Apparently, there is only one "leakage inductance" at one side in the figure above.
No, that is incorrect.
Every winding in a transformer does not couple 100% to each other winding and that is a fact. If some piece of text suggests that the leakage inductance is only attributable to one winding then that piece of text is at best misleading and, at worst blatantly wrong.
However, from the perspective of someone wishing to know how well two windings may couple then a single entity of leakage (a composite of both leakages) can be used to express that.
As for your 2nd question, you CANNOT short the secondary at the point you wish. This IS impossible - you can't take the equivalent circuit of the transformer and hack at it like that. The leakage measured is the composite leakage and this can be broken down into two components by using the turns ratio squared but even that is only an approximation; the magnetization inductance will alter the accuracy of this method slightly but, for all practical purposes, this method yields fairly accurate results.

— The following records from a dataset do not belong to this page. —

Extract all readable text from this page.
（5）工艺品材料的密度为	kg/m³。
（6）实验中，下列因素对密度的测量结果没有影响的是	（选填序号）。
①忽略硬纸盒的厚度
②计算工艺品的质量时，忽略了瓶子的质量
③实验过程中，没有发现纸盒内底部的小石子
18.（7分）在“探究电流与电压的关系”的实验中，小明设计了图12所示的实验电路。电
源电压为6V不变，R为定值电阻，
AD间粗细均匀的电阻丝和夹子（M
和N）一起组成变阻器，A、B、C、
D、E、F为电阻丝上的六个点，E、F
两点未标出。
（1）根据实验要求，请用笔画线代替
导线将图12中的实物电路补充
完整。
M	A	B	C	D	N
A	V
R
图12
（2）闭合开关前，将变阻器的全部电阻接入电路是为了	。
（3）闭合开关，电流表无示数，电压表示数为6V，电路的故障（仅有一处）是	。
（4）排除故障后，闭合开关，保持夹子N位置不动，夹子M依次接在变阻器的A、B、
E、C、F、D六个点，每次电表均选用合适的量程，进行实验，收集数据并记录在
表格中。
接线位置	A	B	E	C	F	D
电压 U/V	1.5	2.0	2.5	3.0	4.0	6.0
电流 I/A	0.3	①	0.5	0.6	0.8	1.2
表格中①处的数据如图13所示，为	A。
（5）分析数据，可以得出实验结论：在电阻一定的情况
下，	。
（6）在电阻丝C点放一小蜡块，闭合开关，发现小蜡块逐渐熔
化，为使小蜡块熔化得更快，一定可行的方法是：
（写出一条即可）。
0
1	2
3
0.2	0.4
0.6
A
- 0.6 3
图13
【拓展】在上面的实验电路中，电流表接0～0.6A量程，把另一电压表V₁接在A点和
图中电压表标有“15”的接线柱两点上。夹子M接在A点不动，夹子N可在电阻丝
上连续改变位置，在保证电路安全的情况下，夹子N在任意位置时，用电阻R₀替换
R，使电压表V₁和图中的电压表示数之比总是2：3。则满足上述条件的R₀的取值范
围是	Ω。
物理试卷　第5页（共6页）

First, imagine a core with one winding of N turns. If the winding carries has a voltage V across it, then the flux linked to it Must change at a rate V/N. Now, most (99%) of this flux increase happens through the core, but the rest circulates through the air. The flux (rate) through the air is the leakage component and can be modelled as a bulk leakage inductance.
Now on this core lets wind another coil, again with N turns. The core already has a flux caused by coil 1. Most of this flux passes though the second coil, generating an emf, but some of it "bypasses" this coil and passes through the air instead. This is modelled as the secondary leakage inductance. To simplify the circuit model it is possible to combine both inductances into one "lumped" inductor.
One can measure the leakage inductance on the primary or on the secondary. Both results reflect the total leakage adjusted by the turns ratio and summed up. That is all ok. Problems will show up if the parasitic capacitance of the winding at high frequencies become more dominant. Then you need to split the leakage inductance correctly to each side with its own parasitic components to get a useful model to reflect for example self resonances of the transformer correctly. Otherwise even the VOLTEC model will work for most applications.